Yeah. And it was a role that we knew was gonna be very, very hard to fill. And so it was kind of like the devil, you knows better, the one that you don’t even have. And so we kept him for much longer than necessary. And then once we got rid of, once he left, um, you know, things changed pretty quickly for the better.
And it was a very similar situation that we had to [00:06:00] escape back in 2017. We had this almost identical. Personality. The, the guy was great at one point in the business, but as we started scaling, having bigger teams, more systems, he no longer re, he no longer thrived in the, in the same way. And we were terrified of letting him go because we didn’t see clearly how we were gonna replace him.
And so we were like, Well, we need a body and there doing the work, so we’ll just keep him in there for now. But then once we did, finally let him go, like we didn’t still have the next person lined up, but now necess. demanded that we find that person and we did.
[00:06:34] Dan: Yeah. I think it’s honestly the, it has a similar feeling to being in like a bad relationship.
Yes. Where like, you know that you shouldn’t be with this person, but you’re so used to it. Mm-hmm. , it’s really hard even though like, you know, it’s horrible. And then in retrospect you’re like, Oh my God, why did I the best? Did I draw that out for so long? Um, but I will say the general across the board, um, Pretty much all the people that haven’t been a good fit here, with the exception of that one, mean this [00:07:00] guy who, that that was a total just slack situation.
But most everybody else, it’s been primarily a cultural clash type of situation. Mm-hmm. where the values didn’t really line up with ours and we found that out too late and early on we, uh, we just didn’t do a good job of defining those on the front end and kind of hire through the lens of those values.
Now we do and we’ve, we’ve, you know, built a much, a much better team because I think we hired with, with. , you know, in the first position, like, okay, do you align on the values? Cause we could train on technicals, we can teach you pretty much anything. But if those core values aren’t in alignment, then it doesn’t matter how smart you are, how technically good you are to thing.

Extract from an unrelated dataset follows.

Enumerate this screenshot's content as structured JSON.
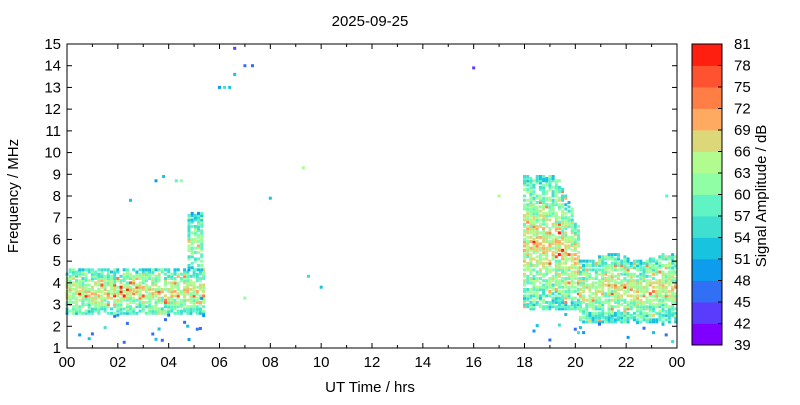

Like we can’t teach you to have values to align with ours. They either do or they don’t.
[00:07:41] Anthony: A, a really good book on this topic is by Ben Horowitz, The Hard Thing About Hard Things, and he talks in there about the things that, like a lot of entrepreneurship, well entrepreneur books don’t really talk about is like, Oh yeah, scaling and growing and defining the goal and like, those are so hard.
But he’s like, No, like what’s really hard is firing people. And so like he spends like a couple [00:08:00] chapters on like, how do you fire. How do you do that? Like, and not just fire people, but then how do you lay off like a chunk of the company? Cuz he had to do that a number of times. And on the one hand, how do you do that in a respectful way for those individuals being let go who were like family, you know, maybe they’re being let go in a situation that’s not really their fault at all.
And then how do you maintain morale amongst the people who are still on the team after that? And so that’s a really good book on the topic. If anybody’s wrestling with it. I wish I’d read.
[00:08:26] Dan: A long time ago. Cause we did a deep dive on that I think. Yeah. Sometime within the last year here. And that was one of my big takeaways, not because I love firing people, but because I was like, oh, this is a really good way to look at it and approach it.
And kind of gave you the framework basically for how to effectively navigate that. Cuz it, it’s inevitable if you have a business, you’re gonna have to do it eventually.
[00:08:43] Anthony: Yeah. All right guys. So that’s the hardest decision that we’ve ever had to make. Um, I got, I got nothing. I’m done. I dry, I’m gonna go eat some soup and lay in a.
Actually, I’m not. It’s it snowed. Yeah. Don’t, It’s like October 12th. It’s snowed. Thanks, Minnesota. [00:09:00] All right. We’ll see guys later. Thanks for being here.